Use only a single call to `loc` without chaining filtering operations.

In [None]:
# YOUR CODE GOES HERE

#### Run this cell after finishing the exercise questions to check your answers. 

In [None]:
assert (movies_df.loc[movies_df['runtime'] > 0, 'runtime'] > 0.5).all(), "Some movies are still in hours!"

## Exercise 3, Part 3: Putting it all Together

---

You will now use all you've learned to answer some more complex questions about movies with the power of Pandas!

### Question 3.5

* What's the rating of the lowest-rated movie has a budget of more than `1,000,000` (one million)?
* __[Optional]__ What's the title of the movie? _HINT: You can use `idxmin` on the `vote_average` column._

In [None]:
lowest_rated_high_budget = ...

# [Optional]
lowest_rated_high_budget_idx = ...

lowest_rated_name = ...

### Question 3.6

What's the mean rating of all movies with `runtime` > `350` minutes?

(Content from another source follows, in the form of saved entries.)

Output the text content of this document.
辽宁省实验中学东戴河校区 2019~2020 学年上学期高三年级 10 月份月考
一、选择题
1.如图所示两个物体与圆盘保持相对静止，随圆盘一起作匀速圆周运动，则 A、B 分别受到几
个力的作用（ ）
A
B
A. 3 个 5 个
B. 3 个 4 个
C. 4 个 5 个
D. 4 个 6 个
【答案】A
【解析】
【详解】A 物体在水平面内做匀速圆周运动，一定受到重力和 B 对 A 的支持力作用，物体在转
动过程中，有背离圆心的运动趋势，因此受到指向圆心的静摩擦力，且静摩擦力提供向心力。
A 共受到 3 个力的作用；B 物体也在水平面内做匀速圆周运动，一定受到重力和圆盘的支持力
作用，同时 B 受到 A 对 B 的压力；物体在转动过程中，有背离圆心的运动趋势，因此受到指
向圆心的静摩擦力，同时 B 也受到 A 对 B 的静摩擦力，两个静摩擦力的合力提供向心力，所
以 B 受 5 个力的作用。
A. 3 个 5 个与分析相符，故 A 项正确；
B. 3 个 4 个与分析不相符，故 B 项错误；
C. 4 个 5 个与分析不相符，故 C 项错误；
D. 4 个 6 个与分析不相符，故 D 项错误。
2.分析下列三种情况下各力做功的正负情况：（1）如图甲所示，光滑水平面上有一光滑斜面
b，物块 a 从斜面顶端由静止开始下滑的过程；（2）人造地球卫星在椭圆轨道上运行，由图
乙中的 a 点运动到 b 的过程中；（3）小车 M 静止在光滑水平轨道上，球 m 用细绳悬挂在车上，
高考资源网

*HINT: You can use the `mean` function.*

In [None]:
avg_rating_long_movies = ...

#### Run these cells after finishing the exercise questions to check your answers. 

In [None]:
assert lowest_rated_high_budget == 1.5, f"Wrong lowest_rated_high_budget - {lowest_rated_high_budget}!"

In [None]:
assert np.isclose(avg_rating_long_movies, 7.514285714285715, rtol=1e-5), \
    f"Wrong avg_rating_long_movies - {avg_rating_long_movies:.5f}!"